By Samantha Wimsatt
Chimera
LONDON — Modesty prevents me from describing how deeply fetching I looked on this particular evening. Many hours of thought and experimentation preceded my decision to go with a black satin mini, spikes and a low-necked, plum-red sweater, vintage circa 1955 (during the interval Bernard Copland told me I looked like “a concrescense of Lana Turner and Christina Rossetti”). You see, I’ve been hopelessly in love with Donald Fagen and Walter Becker and their thrilling, rigorous art since 1988, the year I turned 15.
By the time the principals strolled onstage, I was in a state of unbearable erotic tension. As Mr. Fagen scanned the audience during Wayne Krantz’s solo on the opening song, “Do It Again,” his eyes (so I imagined) focused on me (could he see past the glare of the stage lights?) and I felt as if I had been caught straight out in the commission of some ripping perversion. As the set progressed, song by incredible song, I realized that the breathless reports of my American girlfriends could never have prepared me for the overwhelming, almost frightening sexual power that emanates from Becker and Fagen in the flesh.
I have always loved the classic “Josie” with its faux-sacred guitar introduction and feverish tropes. Nevertheless, Tuesday night’s version, driven by Ricky Lawson’s rolling percussion and helped over the top by Mr. Becker’s thrusting guitar stabs, was nothing less than a revelation, producing — certainly in the warm secret center of this reporter — novel and multiple frissons. Sliding into “Babylon Sisters,” that sensual opium dream of a song, the music attained an excruciating level of intensity that was relieved only by the announcement of a brief emission, I mean, intermission.

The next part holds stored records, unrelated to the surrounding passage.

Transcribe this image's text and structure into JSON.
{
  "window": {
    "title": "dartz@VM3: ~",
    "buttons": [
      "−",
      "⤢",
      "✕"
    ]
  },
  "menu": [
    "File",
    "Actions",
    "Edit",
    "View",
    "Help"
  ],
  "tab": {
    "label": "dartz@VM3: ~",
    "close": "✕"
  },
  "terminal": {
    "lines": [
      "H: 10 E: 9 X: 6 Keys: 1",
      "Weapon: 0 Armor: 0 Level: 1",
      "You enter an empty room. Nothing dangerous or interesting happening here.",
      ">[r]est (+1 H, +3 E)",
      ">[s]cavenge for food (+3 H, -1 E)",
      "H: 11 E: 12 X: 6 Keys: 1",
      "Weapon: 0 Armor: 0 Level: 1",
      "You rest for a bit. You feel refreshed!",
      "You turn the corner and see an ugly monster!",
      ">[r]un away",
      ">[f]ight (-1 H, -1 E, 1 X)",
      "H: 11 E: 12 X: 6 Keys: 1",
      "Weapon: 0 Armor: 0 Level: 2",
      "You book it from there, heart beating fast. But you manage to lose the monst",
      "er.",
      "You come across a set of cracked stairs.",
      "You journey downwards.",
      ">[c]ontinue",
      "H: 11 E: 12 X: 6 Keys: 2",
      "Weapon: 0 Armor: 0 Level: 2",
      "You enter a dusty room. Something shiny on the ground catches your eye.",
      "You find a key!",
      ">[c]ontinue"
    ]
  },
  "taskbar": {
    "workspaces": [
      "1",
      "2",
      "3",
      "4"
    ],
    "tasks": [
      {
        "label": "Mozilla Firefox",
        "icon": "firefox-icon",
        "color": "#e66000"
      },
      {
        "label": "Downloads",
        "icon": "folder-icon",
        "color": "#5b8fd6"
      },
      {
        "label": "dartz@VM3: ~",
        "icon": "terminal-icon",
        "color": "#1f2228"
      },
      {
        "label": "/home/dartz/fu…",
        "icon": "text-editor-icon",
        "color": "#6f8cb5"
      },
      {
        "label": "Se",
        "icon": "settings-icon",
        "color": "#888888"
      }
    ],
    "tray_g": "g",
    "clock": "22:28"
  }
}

The second half began with a plunge into dark waters through which dangerous creatures glide: “East St. Louis Toodle-oo” and “Glamour Profession.” On this last tune, I felt the very physical effect of Tom Barney’s punching bassline particularly in the taut muscles of my upper thighs and buttocks. During “Chain Lightning,” I became fascinated with the stylized, swaying movements of Michelle Wiley and Caroline Leonhart, the two marvelous backup singers. With their sleek, sensual bodies wrapped in silver and black, they projected, with long limbs and glistening red mouths, a palpable Manhattan cool, a bracing duality of authority and submission. My lower back stiffened near to spasm as wanton imagination sketched a series of dark tableaux featuring yrs. truly, D.F., W.B., and these two iconic urban succubi.
Nor did the giddy crescendo of songs from Aja bring release, nor did “Kid Charlemagne,” nor the ecstatic encore. Such craving as mine can never be quenched, not after this taste of God’s (or Satan’s) honey. I can only pray that, on some future visit, or perhaps in the course of one of my frequent trips to New York City, the ultimate fantasy might, on some magical night of the lotus, be willed into the real world.